New York, NY – Dec. 7, 2016 – The Electronic Retailing Self-Regulation Program (ERSP) has recommended that Work at Home Institute modify or discontinue claims made in online advertising for its Work at Home Institute program.
ERSP is an investigative unit of the advertising industry’s system of self-regulation and is administered by the Council of Better Business Bureaus. The marketer’s advertising came to the attention of ERSP pursuant to its ongoing monitoring program.
ERSP reviewed claims that included:
- “If I could show you an easy, proven and guaranteed way to earn money from your living room, and without ANY prior experience of online marketing required… Would you be interested?”
- “… A legitimate, proven, and easy work at home job opportunity that can make your financial dreams come true, as it did for me and has done for thousands of other people worldwide!”
- “Here is an example of someone I know personally, and the earnings they made a few weeks after I explained this opportunity. While results vary on a case by case basis, the point is, it’s really up to you how much you’ll make and the potential is endless”
- “With The Internet There Is No Limit To How Much Money You Can Earn”
- “URGENT UPDATE: Recently this work at home opportunity has received a lot of national media attention. All positions for this program are filling up quickly. To secure a position you must act now!”
ERSP was concerned that images depicting transaction activity summary reports and the potential income calculator could reasonably communicate the message that consumers could earn money quickly and easily. ERSP found, however, that with the
exception of one or two isolated examples, there was no evidence to indicate that consumers could typically expect to earn money in the amounts stated by using the Work At Home Institute program or that consumers could earn significant income by working a few hours a day and without any experience. ERSP recommended that such claims be discontinued.
ERSP was further concerned that the advertising could be understood to communicate to consumers the amount of money they could earn by using the product. For example, the advertisement noted that “With The Internet There Is No Limit To How Much Money You Can Earn” and then featured three monthly “activity summary reports” showing monthly earnings of $18,900 (January), $82,600 (February), and $37,660 (March). The marketer did not provide information whether these amounts may be typically expected by consumers who use the program and there was no clear and conspicuous disclosure regarding the amount of money that consumers could reasonably expect to earn in a month. ERSP recommended that the marketer discontinue the earnings claims at issue.
ERSP further recommended that both claims identified as testimonials and endorsements be discontinued and found that the presentation of the income calculator in the context of the advertising was inappropriate. ERSP recommended the marketer discontinue the selective enrollment and limited availability claims.

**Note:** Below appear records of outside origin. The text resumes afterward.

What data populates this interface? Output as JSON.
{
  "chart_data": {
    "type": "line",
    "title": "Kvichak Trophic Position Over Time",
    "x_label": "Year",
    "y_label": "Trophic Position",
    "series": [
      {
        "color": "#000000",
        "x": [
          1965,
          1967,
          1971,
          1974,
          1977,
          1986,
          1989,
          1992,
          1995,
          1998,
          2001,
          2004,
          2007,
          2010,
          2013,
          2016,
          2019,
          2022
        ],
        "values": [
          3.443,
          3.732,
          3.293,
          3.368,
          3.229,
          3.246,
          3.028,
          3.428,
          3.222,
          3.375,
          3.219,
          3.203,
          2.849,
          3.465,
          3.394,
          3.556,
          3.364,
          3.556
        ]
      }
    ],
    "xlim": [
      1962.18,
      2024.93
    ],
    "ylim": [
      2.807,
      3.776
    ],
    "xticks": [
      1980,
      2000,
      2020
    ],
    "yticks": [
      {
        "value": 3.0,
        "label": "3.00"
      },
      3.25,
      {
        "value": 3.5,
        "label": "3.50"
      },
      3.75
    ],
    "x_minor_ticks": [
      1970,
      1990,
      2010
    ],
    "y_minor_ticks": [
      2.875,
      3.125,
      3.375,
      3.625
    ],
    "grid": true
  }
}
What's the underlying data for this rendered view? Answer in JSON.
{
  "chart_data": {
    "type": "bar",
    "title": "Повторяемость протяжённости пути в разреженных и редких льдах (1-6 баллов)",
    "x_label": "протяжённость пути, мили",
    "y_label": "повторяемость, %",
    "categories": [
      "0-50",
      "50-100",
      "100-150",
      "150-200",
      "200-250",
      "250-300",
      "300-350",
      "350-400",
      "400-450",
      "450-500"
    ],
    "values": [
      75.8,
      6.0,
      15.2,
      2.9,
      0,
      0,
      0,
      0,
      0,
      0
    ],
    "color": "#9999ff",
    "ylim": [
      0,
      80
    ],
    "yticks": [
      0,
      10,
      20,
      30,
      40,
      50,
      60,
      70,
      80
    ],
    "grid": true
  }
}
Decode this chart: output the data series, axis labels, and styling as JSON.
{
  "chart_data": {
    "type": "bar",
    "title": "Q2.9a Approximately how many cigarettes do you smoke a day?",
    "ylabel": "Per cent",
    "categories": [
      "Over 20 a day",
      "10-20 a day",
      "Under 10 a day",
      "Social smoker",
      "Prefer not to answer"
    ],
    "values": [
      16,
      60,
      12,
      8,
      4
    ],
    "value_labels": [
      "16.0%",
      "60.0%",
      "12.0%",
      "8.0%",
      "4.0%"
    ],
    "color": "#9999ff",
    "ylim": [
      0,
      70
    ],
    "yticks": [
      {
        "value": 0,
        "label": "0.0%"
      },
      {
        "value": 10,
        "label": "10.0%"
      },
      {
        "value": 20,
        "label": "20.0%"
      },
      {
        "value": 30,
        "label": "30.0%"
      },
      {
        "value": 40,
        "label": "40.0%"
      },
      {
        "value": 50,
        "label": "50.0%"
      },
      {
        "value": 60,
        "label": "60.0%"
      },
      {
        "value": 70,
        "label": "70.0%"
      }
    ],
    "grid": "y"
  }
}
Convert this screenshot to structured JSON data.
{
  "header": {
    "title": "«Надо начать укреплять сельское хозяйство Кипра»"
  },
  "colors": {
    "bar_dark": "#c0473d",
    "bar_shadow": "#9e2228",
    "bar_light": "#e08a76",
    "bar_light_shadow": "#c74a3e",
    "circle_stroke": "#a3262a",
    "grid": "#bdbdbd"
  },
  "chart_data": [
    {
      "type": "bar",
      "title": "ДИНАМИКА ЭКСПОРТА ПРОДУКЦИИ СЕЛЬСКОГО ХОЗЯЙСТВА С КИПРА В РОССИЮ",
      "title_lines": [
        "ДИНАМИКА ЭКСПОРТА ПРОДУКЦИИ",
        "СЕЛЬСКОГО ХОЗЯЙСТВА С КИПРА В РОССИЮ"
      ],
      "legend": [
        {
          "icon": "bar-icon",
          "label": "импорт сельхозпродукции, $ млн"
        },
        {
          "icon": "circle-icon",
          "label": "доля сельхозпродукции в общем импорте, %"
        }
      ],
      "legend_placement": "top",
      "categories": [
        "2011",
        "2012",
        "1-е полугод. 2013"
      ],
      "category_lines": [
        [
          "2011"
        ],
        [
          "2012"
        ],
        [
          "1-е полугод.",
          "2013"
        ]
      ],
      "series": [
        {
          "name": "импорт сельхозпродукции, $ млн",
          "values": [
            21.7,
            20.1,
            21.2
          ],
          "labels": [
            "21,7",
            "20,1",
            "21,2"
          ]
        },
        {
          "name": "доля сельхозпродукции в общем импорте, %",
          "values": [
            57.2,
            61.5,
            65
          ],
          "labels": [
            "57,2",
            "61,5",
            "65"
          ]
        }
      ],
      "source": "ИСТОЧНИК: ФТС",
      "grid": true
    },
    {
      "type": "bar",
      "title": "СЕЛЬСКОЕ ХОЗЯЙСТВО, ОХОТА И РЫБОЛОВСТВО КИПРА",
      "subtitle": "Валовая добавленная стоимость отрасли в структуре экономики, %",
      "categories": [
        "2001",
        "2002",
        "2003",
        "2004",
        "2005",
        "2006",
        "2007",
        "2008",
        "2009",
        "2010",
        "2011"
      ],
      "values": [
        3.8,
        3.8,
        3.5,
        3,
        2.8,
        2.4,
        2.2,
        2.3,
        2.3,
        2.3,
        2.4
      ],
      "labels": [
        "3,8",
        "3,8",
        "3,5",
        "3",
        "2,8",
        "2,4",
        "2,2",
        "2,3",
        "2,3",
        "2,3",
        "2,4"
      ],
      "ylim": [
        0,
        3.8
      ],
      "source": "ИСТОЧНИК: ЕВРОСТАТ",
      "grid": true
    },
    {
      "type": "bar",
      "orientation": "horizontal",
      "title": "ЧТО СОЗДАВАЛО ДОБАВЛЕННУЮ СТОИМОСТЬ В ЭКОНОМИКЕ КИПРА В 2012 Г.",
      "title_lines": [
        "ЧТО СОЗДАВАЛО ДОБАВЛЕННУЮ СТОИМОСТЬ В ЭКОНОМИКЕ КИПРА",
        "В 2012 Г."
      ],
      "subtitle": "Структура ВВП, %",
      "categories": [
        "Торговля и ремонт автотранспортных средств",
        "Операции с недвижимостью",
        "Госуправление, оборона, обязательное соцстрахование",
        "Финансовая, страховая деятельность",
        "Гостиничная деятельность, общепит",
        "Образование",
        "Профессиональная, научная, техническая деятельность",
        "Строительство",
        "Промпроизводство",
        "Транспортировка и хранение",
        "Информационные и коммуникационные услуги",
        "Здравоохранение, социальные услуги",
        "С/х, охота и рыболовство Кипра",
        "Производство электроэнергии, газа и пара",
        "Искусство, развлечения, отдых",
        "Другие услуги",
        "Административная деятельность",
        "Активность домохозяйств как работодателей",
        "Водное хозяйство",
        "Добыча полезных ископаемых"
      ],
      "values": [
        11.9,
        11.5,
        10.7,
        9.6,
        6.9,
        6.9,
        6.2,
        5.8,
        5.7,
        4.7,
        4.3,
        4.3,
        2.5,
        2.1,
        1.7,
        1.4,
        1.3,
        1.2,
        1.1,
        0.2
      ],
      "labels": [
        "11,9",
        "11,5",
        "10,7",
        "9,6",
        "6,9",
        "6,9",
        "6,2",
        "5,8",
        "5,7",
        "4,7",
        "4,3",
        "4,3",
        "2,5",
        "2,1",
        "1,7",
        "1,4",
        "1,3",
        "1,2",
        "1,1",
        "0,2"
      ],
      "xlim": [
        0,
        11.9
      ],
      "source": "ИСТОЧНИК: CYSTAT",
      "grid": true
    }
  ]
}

Finally, ERSP determined that the advertising (and streaming video) at issue included a number of performance claims, earning claims, and consumer testimonials that could not be authenticated and/or supported.
Accordingly, ERSP recommended that this advertising be discontinued in its entirety.
During the course of ERSP’s inquiry, the advertiser modified a number of the claims at issue and the company, in its marketer’s statement, said, “…the advertising that ERSP evaluated was replaced prior to Work at Home Institute’s receipt of ERSP’s draft report.”